Los datos ocultos contenían los mensajes internos del ransomware Conti, las API de malware de puerta trasera, las capturas de pantalla de los servidores y el código fuente para su generador de malware, encriptador y desencriptador. Todos estos ahora son públicos y podrían ser utilizados por otros actores de amenazas para crear su propio ransomware.
Fuga del código fuente de Conti Ransomware
El mes pasado, el ransomware Conti del lado de Rusia en su guerra contra Ucrania había provocado a muchos afiliados, especialmente a los ucranianos. Mientras expresan sus quejas en foros clandestinos, un investigador de seguridad que ha estado rastreando a la pandilla Conti durante un tiempo ha decidido exponer los secretos del ransomware al público.

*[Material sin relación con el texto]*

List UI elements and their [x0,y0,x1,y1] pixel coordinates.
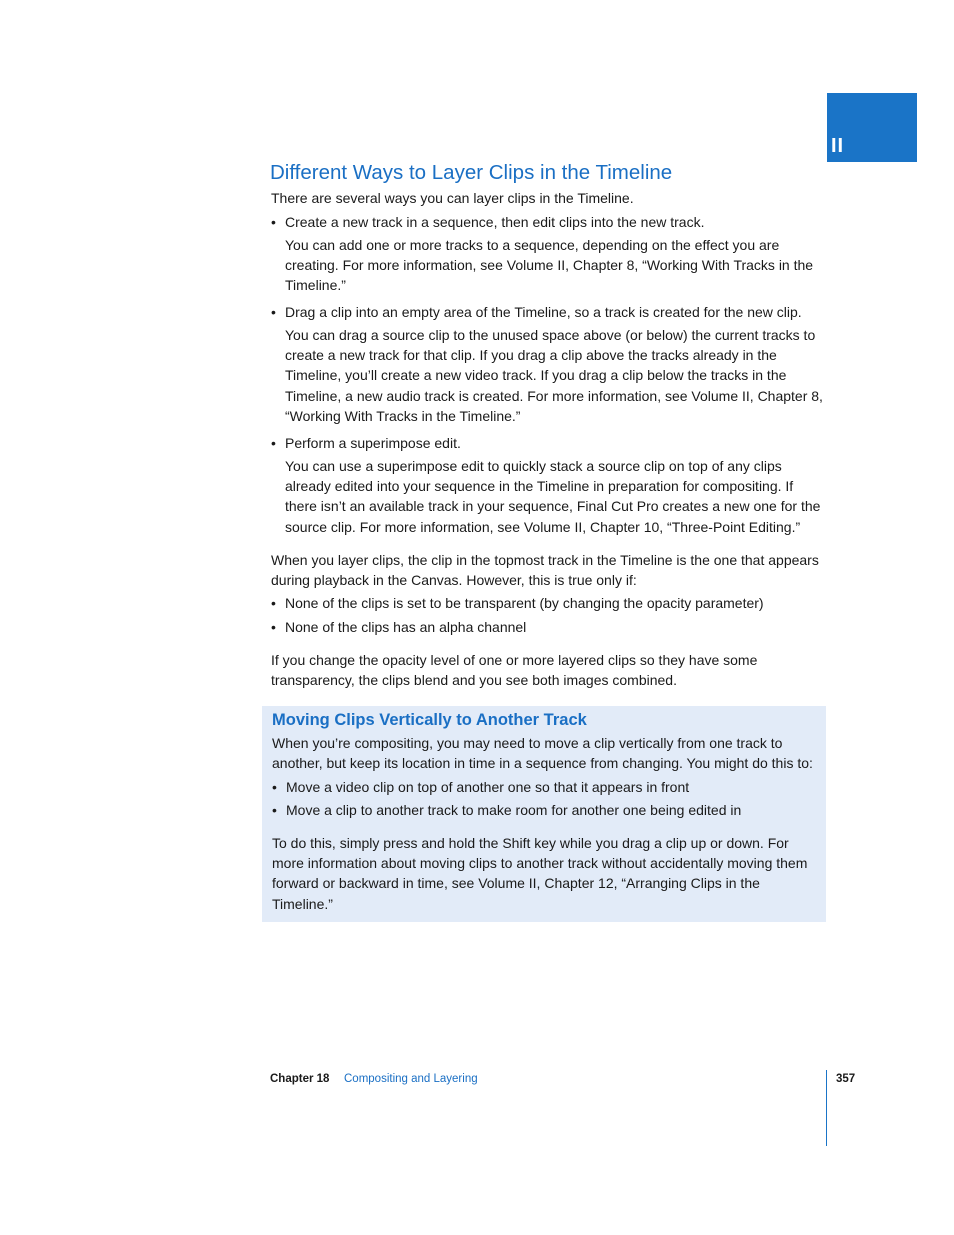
bullet-text: None of the clips is set to be transparent (by changing the opacity parameter) [285,595,764,611]
bullet-text: Create a new track in a sequence, then edit clips into the new track. [285,214,705,230]
bullet-text: Perform a superimpose edit. [285,435,461,451]
bullet-icon: • [272,779,277,795]
sidebar-closing: To do this, simply press and hold the Shift key while you drag a clip up or down. For more information about moving clips to another track without accidentally moving them forward or backward in time, see Volume II, Chapter 12, “Arranging Clips in the Timeline.” [272,835,808,912]
part-tab [827,93,917,162]
bullet-icon: • [271,435,276,451]
bullet-text: Move a clip to another track to make room for another one being edited in [286,802,742,818]
bullet-detail: You can add one or more tracks to a sequence, depending on the effect you are creating. For more information, see Volume II, Chapter 8, “Working With Tracks in the Timeline.” [285,237,814,294]
bullet-icon: • [271,214,276,230]
section-intro: There are several ways you can layer clips in the Timeline. [271,190,634,206]
footer-divider [826,1070,827,1146]
sidebar-title: Moving Clips Vertically to Another Track [272,711,587,729]
bullet-text: None of the clips has an alpha channel [285,619,527,635]
bullet-icon: • [271,304,276,320]
bullet-icon: • [271,619,276,635]
footer-chapter: Chapter 18 [270,1073,330,1085]
bullet-text: Move a video clip on top of another one so that it appears in front [286,779,690,795]
bullet-icon: • [272,802,277,818]
bullet-detail: You can use a superimpose edit to quickly stack a source clip on top of any clips already edited into your sequence in the Timeline in preparation for compositing. If there isn’t an available track in your sequence, Final Cut Pro creates a new one for the source clip. For more information, see Volume II, Chapter 10, “Three-Point Editing.” [285,458,821,535]
bullet-detail: You can drag a source clip to the unused space above (or below) the current tracks to create a new track for that clip. If you drag a clip above the tracks already in the Timeline, you’ll create a new video track. If you drag a clip below the tracks in the Timeline, a new audio track is created. For more information, see Volume II, Chapter 8, “Working With Tracks in the Timeline.” [285,327,823,424]
paragraph-opacity: If you change the opacity level of one or more layered clips so they have some transparency, the clips blend and you see both images combined. [271,652,758,689]
part-tab-label: II [831,135,845,157]
page-number: 357 [836,1073,856,1085]
section-title: Different Ways to Layer Clips in the Timeline [270,161,673,184]
paragraph-layer: When you layer clips, the clip in the topmost track in the Timeline is the one that appears during playback in the Canvas. However, this is true only if: [271,552,819,589]
bullet-text: Drag a clip into an empty area of the Timeline, so a track is created for the new clip. [285,304,802,320]
sidebar-intro: When you’re compositing, you may need to move a clip vertically from one track to another, but keep its location in time in a sequence from changing. You might do this to: [272,735,813,772]
footer-chapter-title[interactable]: Compositing and Layering [344,1073,478,1085]
bullet-icon: • [271,595,276,611]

ROTURA: @HoldSecurity me dice que los sistemas de Conti han sido infiltrados por investigadores de delitos cibernéticos durante algún tiempo. Los datos fueron arrojados por un investigador de seguridad cibernética ucraniano enojado después de que Conti expresara su apoyo a Rusia en el conflicto. #infoseguridad
— Los archivos de ransomware (@ransomwarefiles) 28 de febrero de 2022
El domingo, comenzó a compartir una gran cantidad de datos pertenecientes al ransomware Conti en Twitter a través de su @ContiLeaks manejar. Inicialmente filtró 393 archivos JSON que contenían más de 60 000 mensajes internos del servidor de chat privado XMPP de las pandillas de ransomware Conti y Ryuk.
Lea también: limpiaparabrisas y gusanos maliciosos detectados en los sistemas gubernamentales de Ucrania
Todos esos mensajes fueron del 21 de enero de 2021 al 27 de febrero de 2022 y tienen detalles sensibles como el modus operandi de la pandilla Conti, direcciones de bitcoin, planes para evadir la aplicación de la ley, etc.

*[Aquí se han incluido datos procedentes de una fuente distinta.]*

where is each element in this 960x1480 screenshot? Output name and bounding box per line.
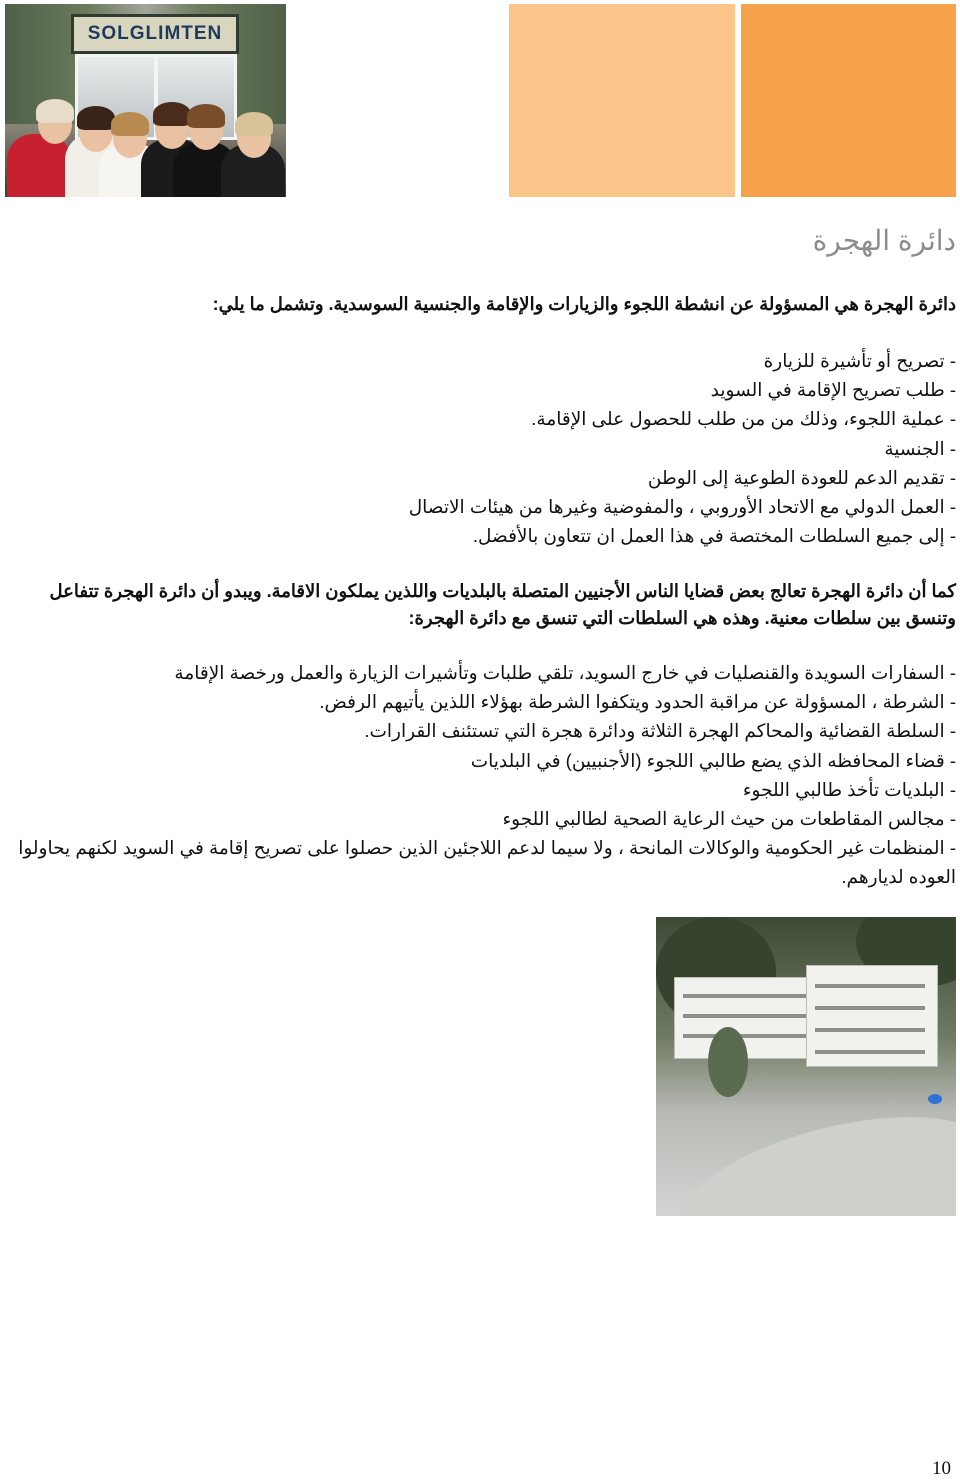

Al día siguiente, siguieron llegando más datos en forma de 148 archivos JSON adicionales con más de 107 000 mensajes internos desde junio de 2020, momento en que el ransomware Conti comenzó a funcionar.
Estos también incluyen el código fuente de la pandilla para el panel administrativo de la pandilla, la API de BazarBackdoor, capturas de pantalla de los servidores de almacenamiento, etc.. Sin embargo, lo que es realmente emocionante entre ellos es un archivo protegido por contraseña que contiene el código fuente, el cifrador, el descifrador y el generador del ransomware Conti.
Lea también: Meta eliminó 40 cuentas rusas falsas que difundían información errónea
¡Aunque está protegido, otro investigador logró abrirlo y publicar el código para el público! Como todos estos crearon alborotos en el ransomware Conti, es posible que veamos a muchos de sus afiliados migrar a otros grupos de ransomware.
Aunque los datos filtrados ahora afectan a la pandilla Conti, esto podría resultar perjudicial para la comunidad de seguridad, ya que es posible que pronto veamos más actores de amenazas que utilizan este código fuente publicitado para crear sus propias operaciones de ransomware.